Он сильно удивился, когда при слове «месть» всегда непрошибаемый монах дернулся, словно от удара палкой. И позеленел, став похожим на личный, сейчас невидимый ореол Паладина.
— Ты, это, — прочистил горло Стигней. — Если попадешь в лапы Инквизиции, ни о каких рогатых богах не вспоминай. А то сожгут еще, чтоб неповадно было богохульствовать.
Ему также удалось улыбнуться.
— Ладно, выйду пока, — сказал служитель Ордена. — А ты пока с мечом моим пообщайся, он тебе силы прибавит. Да и боль он обучен принимать на свое лезвие.
Антон едва видимо кивнул подбородком, когда монах исчез за порогом. Сзади его плечи выглядели немного поникшими, будто он долгое время не спал, занимаясь каким-то делом. И сейчас он расстраивался, что работа не удалась.

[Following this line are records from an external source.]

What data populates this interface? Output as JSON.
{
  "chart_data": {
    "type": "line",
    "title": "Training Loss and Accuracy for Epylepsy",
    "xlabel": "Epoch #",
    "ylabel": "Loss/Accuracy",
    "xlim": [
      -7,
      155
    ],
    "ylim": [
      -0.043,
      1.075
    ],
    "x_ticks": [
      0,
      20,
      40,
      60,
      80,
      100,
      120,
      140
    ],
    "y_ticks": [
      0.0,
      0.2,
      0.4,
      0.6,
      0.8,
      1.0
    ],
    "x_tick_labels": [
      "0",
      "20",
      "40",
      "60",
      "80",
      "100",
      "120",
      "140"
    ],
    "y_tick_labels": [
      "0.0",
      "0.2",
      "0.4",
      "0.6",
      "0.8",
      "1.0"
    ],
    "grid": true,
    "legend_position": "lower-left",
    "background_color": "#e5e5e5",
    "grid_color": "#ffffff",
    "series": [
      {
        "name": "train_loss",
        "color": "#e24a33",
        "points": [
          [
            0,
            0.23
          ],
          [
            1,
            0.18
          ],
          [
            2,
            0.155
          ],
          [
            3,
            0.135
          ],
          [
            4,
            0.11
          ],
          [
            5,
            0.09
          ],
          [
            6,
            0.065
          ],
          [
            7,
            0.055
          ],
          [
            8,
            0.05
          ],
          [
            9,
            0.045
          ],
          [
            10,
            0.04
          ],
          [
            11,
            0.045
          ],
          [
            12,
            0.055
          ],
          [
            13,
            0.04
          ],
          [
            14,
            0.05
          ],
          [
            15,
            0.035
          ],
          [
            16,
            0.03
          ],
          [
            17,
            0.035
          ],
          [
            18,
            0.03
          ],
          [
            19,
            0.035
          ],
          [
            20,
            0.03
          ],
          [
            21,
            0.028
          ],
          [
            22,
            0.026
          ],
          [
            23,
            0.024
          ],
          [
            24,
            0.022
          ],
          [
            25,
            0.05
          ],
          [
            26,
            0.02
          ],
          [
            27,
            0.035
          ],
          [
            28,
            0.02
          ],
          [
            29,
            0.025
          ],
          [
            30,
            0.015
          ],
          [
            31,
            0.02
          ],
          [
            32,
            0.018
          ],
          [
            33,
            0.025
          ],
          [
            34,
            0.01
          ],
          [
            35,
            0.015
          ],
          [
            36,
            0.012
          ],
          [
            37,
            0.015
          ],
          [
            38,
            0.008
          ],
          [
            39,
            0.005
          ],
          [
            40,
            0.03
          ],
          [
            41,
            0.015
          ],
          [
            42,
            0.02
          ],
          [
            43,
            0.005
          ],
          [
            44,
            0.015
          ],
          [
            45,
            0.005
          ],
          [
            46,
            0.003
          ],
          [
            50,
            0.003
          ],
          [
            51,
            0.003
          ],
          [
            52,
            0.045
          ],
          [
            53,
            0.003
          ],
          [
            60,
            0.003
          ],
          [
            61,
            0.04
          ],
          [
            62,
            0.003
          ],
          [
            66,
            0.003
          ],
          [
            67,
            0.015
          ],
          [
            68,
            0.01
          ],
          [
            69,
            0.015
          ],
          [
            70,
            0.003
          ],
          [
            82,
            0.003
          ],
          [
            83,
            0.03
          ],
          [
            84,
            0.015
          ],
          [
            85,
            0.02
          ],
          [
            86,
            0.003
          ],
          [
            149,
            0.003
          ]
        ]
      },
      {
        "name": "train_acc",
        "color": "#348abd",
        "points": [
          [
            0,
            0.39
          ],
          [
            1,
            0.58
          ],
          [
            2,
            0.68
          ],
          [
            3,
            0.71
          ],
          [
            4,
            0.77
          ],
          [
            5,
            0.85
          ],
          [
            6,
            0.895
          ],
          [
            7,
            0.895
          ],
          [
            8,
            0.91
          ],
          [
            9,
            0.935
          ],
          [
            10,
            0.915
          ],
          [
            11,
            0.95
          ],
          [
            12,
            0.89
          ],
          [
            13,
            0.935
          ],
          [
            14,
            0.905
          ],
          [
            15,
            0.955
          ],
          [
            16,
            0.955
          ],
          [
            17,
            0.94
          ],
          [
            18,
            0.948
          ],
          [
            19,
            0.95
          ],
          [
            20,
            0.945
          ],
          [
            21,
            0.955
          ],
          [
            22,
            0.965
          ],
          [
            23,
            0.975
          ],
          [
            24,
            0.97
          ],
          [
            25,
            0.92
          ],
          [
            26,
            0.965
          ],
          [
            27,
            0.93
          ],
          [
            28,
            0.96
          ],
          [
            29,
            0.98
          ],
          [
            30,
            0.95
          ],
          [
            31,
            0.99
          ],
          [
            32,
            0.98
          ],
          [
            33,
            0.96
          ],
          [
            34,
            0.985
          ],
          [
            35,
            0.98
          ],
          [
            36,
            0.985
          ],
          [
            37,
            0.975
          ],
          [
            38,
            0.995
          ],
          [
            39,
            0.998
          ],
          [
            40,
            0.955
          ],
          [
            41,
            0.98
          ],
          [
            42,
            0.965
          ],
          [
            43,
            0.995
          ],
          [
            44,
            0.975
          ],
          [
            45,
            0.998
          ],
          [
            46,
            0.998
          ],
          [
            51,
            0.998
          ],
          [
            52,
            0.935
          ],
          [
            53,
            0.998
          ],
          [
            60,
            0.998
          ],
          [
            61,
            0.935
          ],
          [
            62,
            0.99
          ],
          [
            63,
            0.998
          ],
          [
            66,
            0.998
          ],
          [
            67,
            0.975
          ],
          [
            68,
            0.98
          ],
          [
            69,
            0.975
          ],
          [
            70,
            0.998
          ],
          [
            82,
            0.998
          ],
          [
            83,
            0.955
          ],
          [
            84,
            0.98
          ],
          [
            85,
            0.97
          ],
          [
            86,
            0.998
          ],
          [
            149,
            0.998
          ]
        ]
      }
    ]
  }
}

— Я готов выслушать тебя, дорогой тай-цзин, — мифическое оружие медленно приподнялось над ободком ножен и, ослепительно сияя, бережно опустилось на кровать рядом с головой Клипарда. — Хочешь, я помогу снять тебе эту боль?
Капитан согласно махнул веками.
Тотчас кислотник несколько раз быстро моргнул, как от перебоев в электрической сети и почти погас, став совсем тусклым. Внезапная волна успокаивающего облегчения проникла Антону в больную грудь и пошла дальше, растекаясь по каждой клеточке тела.
— Теперь, — шепнул меч, — тебе будет значительно легче общаться со мной в подсознании. А мне потребуется большая концентрация твоего и моего духа, чтобы нас никто не смог подслушать.
— Разве, — Клипарду показалось, что он ослышался, — может кто-либо подслушать мысли без Считчика?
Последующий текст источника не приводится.